In fact, Prehistoric Planet has even helped to nudge our understanding of dinosaurs forwards a little further. “There’s a mosasaur sequence, where we show it jumping out of the water,” says Walker. “The team that we were working with didn’t fully know how the mosasaur could propel itself as fast as we show it. And so they set about doing a bit of academic work to find out the velocity that this particular type of animal could achieve.”
Gunton adds: “They knew the mosasaur was an ambush predator. But they weren’t sure how it could generate the thrust to accelerate at such speed. They had some suspicions, so they formulated a calculation.”
“Look, here it is,” says Walker, palpably giddy as he holds up his phone and shows me a mathematical formula that takes up his entire screen. “There is extraordinary scholarship here,” says Gunton. “Every single minute, every single second, is underpinned by serious and deep scientific interpretation. That’s one of the things that we’re super-proud of. The science and the reality of how you shoot this forces you into a position where it feels true. And we know from watching documentary, the truth of the world is always more engaging than something that we make up.”
Realism was less important in terms of the CGI, however. The series may be consistently breathtaking, but, to sell it to viewers, Gunton and Walker found themselves having to pare it back. “Some of the photography that we can now do in the real world, and that we’re currently doing with Planet Earth III, is insane,” says Gunton. “But if we did that in Prehistoric Planet it would look wrong.
“This is a conversation we’ve had with Jon Favreau. We’ve dialled down the photography, because otherwise it would have looked like a VFX show. The footage here feels more akin to what we were filming maybe eight years ago. It’s a really weird mind game to play.”

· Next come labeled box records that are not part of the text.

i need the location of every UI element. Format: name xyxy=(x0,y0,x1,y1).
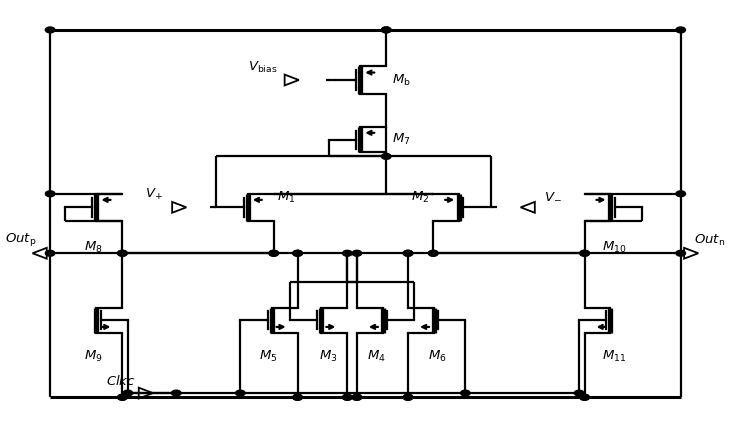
Circle shape xyxy=(118,250,127,256)
Circle shape xyxy=(45,191,55,197)
Circle shape xyxy=(118,394,127,400)
Circle shape xyxy=(352,250,361,256)
Circle shape xyxy=(429,250,438,256)
Circle shape xyxy=(382,27,391,33)
Text: $M_{2}$: $M_{2}$ xyxy=(412,190,430,205)
Circle shape xyxy=(118,394,127,400)
Circle shape xyxy=(580,250,589,256)
Circle shape xyxy=(236,390,245,396)
Circle shape xyxy=(429,250,438,256)
Circle shape xyxy=(342,394,352,400)
Circle shape xyxy=(461,390,470,396)
Circle shape xyxy=(352,394,361,400)
Text: $V_{-}$: $V_{-}$ xyxy=(544,190,561,202)
Circle shape xyxy=(580,394,589,400)
Text: $M_{6}$: $M_{6}$ xyxy=(428,349,447,364)
Circle shape xyxy=(403,250,412,256)
Circle shape xyxy=(293,250,302,256)
Circle shape xyxy=(580,394,589,400)
Text: $M_{\rm b}$: $M_{\rm b}$ xyxy=(392,72,410,88)
Text: $M_{1}$: $M_{1}$ xyxy=(277,190,296,205)
Circle shape xyxy=(403,394,412,400)
Circle shape xyxy=(403,394,412,400)
Circle shape xyxy=(269,250,279,256)
Circle shape xyxy=(676,27,685,33)
Circle shape xyxy=(123,390,133,396)
Text: $M_{11}$: $M_{11}$ xyxy=(602,349,626,364)
Circle shape xyxy=(45,27,55,33)
Circle shape xyxy=(382,154,391,159)
Circle shape xyxy=(45,250,55,256)
Text: $M_{4}$: $M_{4}$ xyxy=(366,349,385,364)
Text: $Out_{\rm p}$: $Out_{\rm p}$ xyxy=(5,231,37,248)
Text: $M_{3}$: $M_{3}$ xyxy=(319,349,337,364)
Circle shape xyxy=(172,390,181,396)
Circle shape xyxy=(342,394,352,400)
Circle shape xyxy=(293,250,302,256)
Circle shape xyxy=(403,250,412,256)
Circle shape xyxy=(580,250,589,256)
Text: $Clkc$: $Clkc$ xyxy=(106,374,135,388)
Circle shape xyxy=(352,394,361,400)
Circle shape xyxy=(342,250,352,256)
Circle shape xyxy=(118,250,127,256)
Text: $V_{+}$: $V_{+}$ xyxy=(145,187,164,202)
Circle shape xyxy=(269,250,279,256)
Text: $M_{5}$: $M_{5}$ xyxy=(259,349,277,364)
Text: $M_{7}$: $M_{7}$ xyxy=(392,132,410,147)
Text: $Out_{\rm n}$: $Out_{\rm n}$ xyxy=(694,233,726,248)
Text: $M_{9}$: $M_{9}$ xyxy=(84,349,102,364)
Text: $V_{\rm bias}$: $V_{\rm bias}$ xyxy=(248,60,278,75)
Circle shape xyxy=(382,27,391,33)
Circle shape xyxy=(676,250,685,256)
Text: $M_{10}$: $M_{10}$ xyxy=(602,240,626,255)
Circle shape xyxy=(676,191,685,197)
Circle shape xyxy=(293,394,302,400)
Text: $M_{8}$: $M_{8}$ xyxy=(84,240,102,255)
Circle shape xyxy=(293,394,302,400)
Circle shape xyxy=(575,390,584,396)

Another thing that helps to sell the show, of course, is the participation of Sir David Attenborough, who not only narrates but also presents several sequences to camera. He is such a warm and reassuringly authoritative presence that you sense the producers could have staged a CGI dinosaur dance sequence and Attenborough would be able to convince you that it was scientifically accurate. “Not bad for 96,” says Gunton of his longtime collaborator.
Attenborough’s participation was not a done deal, however. “He was very assiduous,” says Gunton. “If he was going to do this, then it had to be the last word on the matter. And it had to be all about authenticity. No fantasy. I remember the day we first showed him footage; he sat there watching on the computer, tapping his fingers. When it finished he turned to me – he’s so theatrical – and he paused. Eventually, he said: ‘I don’t know how you could have done it any better.’ He works on the scripts. He’s been a fantastic asset, of course, a fantastic supporter. But also you still get notes. He’s 96 and he still gives notes.”
Earlier this year, there were reports that the BBC series Wild Isles would be Attenborough’s last appearance filming on location. Gunton is one of his closest professional collaborators – and perhaps his most qualified successor – so, as we wrap up, I ask if the rumours hold any truth.
“I’ve been working with him for 35 years,” Gunton says. “The first show I worked on with him was The Trials of Life, and the news then was that this would be David Attenborough’s final series.”
So that’s a no? “The only person who knows when it’s David’s last year is David. He’s in this project, and I’m working with him on at least two other projects in which he is a significant contributor.” Could one of them be Planet Earth III? “Could be,” says Gunton, grinning. “He’s still working and he’s still amazing.”
Prehistoric Planet Season 2 is on Apple TV+ from 22 May.